Mortgage Daily

Published On: July 31, 2014

Borrower satisfaction with servicers has increased over the past year, and technology played a role in the improvement. One factor that can substantially improve satisfaction is communication with new borrowers. A relatively new player in the servicing arena has ascended to the top of the heap, while three of the fastest-growing companies were at the bottom.

The mortgage servicer satisfaction index landed at 754 for this year. The scale for the servicer index ranges from zero to a thousand.

Compared to the previous year, the index for residential loan servicers has risen 21 points. The increase was attributed to improvements in technology.

Those findings were outlined in the J.D. Power 2014 U.S. Primary Mortgage Servicer Satisfaction Study. The study reflects responses from 5,120 borrowers who were surveyed in April and May.

The report analyzed borrower satisfaction with billing and payment process, escrow account administration, website, and phone contact.

Technology advances have helped simplify and streamline the servicing experience.

The most progress was made with distressed borrowers, with the satisfaction index jumping 42 points to 703 for this category.

“Satisfaction is improving, specifically among those customers having a hard time paying their bills, primarily because lenders are improving the experience by making it easier for them to use the website or their smartphone to make payments, resolve problems or get answers to their questions,” J.D. Power Director of Mortgage Practice Craig Martin said in the report. “As more consumers use smartphones and tablets and younger tech-savvy borrowers begin to buy homes, the desire to use online and mobile channels will inevitably increase.”

In addition to more frequent monitoring of their accounts, distressed borrowers use the mobile channel to review statements 8 percent of the time versus the industry average of 3 percent. Borrowers who use mobile devices to access statements did so an average 28 times during the prior 12 months, far more than the industry average of 13 times.

Another finding was that distressed borrowers most often used their servicer’s website to view monthly billing information, while non-distressed borrowers most frequently used it to review their payment histories.

J.D. Power noted that borrowers with poor credit struggled more than their prime counterparts at utilizing website features.

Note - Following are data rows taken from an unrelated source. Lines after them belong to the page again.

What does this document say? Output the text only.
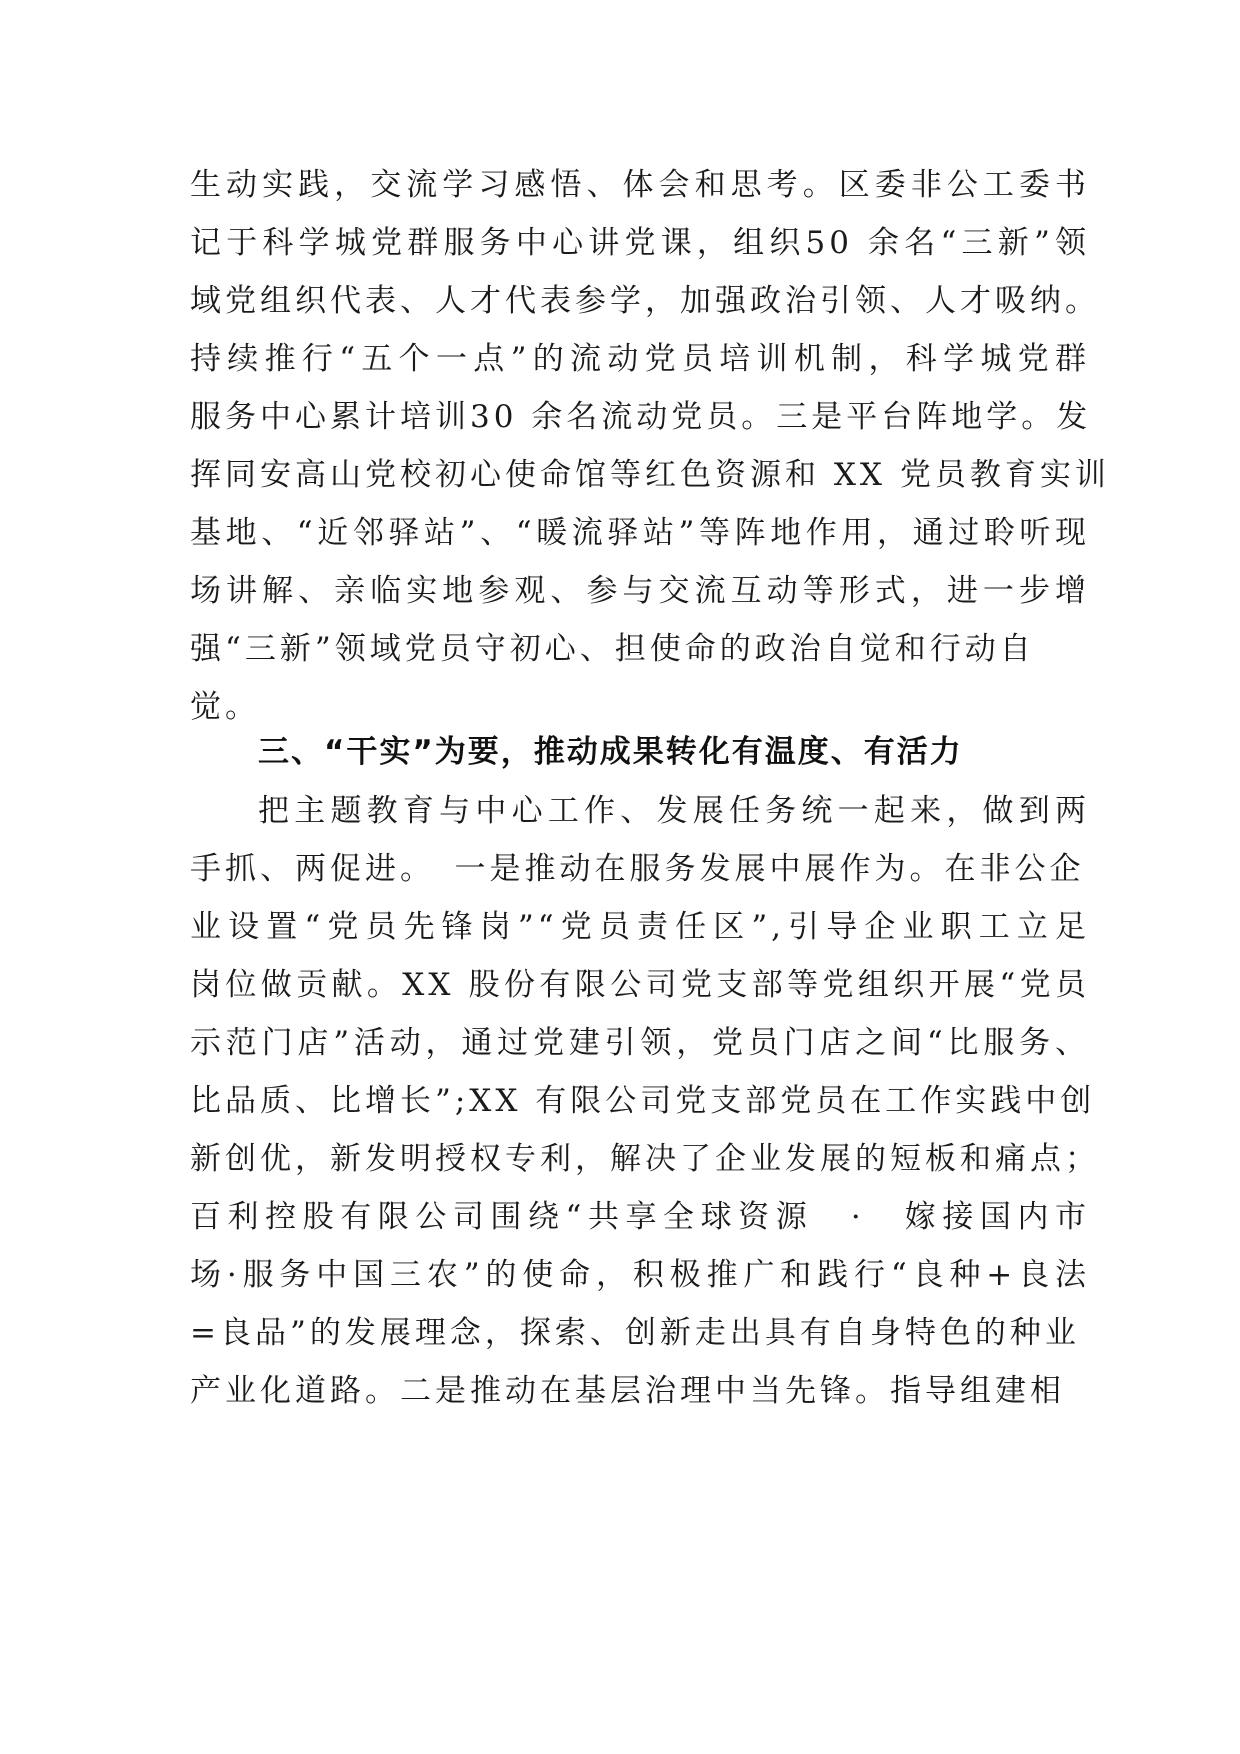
生动实践，交流学习感悟、体会和思考。区委非公工委书
记于科学城党群服务中心讲党课，组织50 余名“三新”领
域党组织代表、人才代表参学，加强政治引领、人才吸纳。
持续推行“五个一点”的流动党员培训机制，科学城党群
服务中心累计培训30 余名流动党员。三是平台阵地学。发
挥同安高山党校初心使命馆等红色资源和 XX 党员教育实训
基地、“近邻驿站”、“暖流驿站”等阵地作用，通过聆听现
场讲解、亲临实地参观、参与交流互动等形式，进一步增
强“三新”领域党员守初心、担使命的政治自觉和行动自
觉。
三、“干实”为要，推动成果转化有温度、有活力
把主题教育与中心工作、发展任务统一起来，做到两
手抓、两促进。　一是推动在服务发展中展作为。在非公企
业设置“党员先锋岗”“党员责任区”,引导企业职工立足
岗位做贡献。XX 股份有限公司党支部等党组织开展“党员
示范门店”活动，通过党建引领，党员门店之间“比服务、
比品质、比增长”;XX 有限公司党支部党员在工作实践中创
新创优，新发明授权专利，解决了企业发展的短板和痛点；
百利控股有限公司围绕“共享全球资源　·　嫁接国内市
场·服务中国三农”的使命，积极推广和践行“良种+良法
=良品”的发展理念，探索、创新走出具有自身特色的种业
产业化道路。二是推动在基层治理中当先锋。指导组建相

Servicer satisfaction scores were 105 points higher when borrowers were able to find answers to questions and other information online than for servicers whose customers had to resort to another communication channel.

Interestingly, 38 percent of borrowers who contacted customer service first visited servicers’ websites.

Satisfaction rose considerably for servicers who reached out to new borrowers. Average satisfaction scores for new borrowers who received a welcoming telephone call was 832. Scores progressively declined for borrowers who received a welcome email, welcome packets and an introduction letter. Borrowers who receive no introductory communications had the lowest average score: 640.

The servicer with the highest score — 835 –was Quicken Loans Inc. The Detroit-based company, which made its debut on the ranking this year, has seen its servicing portfolio soar from 2011 — when it reported no portfolio — to nearly $150 billion as of June 30, 2014.

Quicken reportedly performed well in all four categories. The online lender has topped J.D. Power’s Primary Mortgage Origination Satisfaction Study each of the past four years.

Chase Mortgage landed the No. 2 spot with a score of 782, followed by Regions Mortgage, Wells Fargo Home Mortgage and BB&T.

At the bottom of the list were three of the fastest-growing mortgage servicers: Ocwen Loan Servicing, Nationstar Mortgage and Walter Investment Management Corp.-subsidiary Green Tree Servicing — which had the lowest score of 642.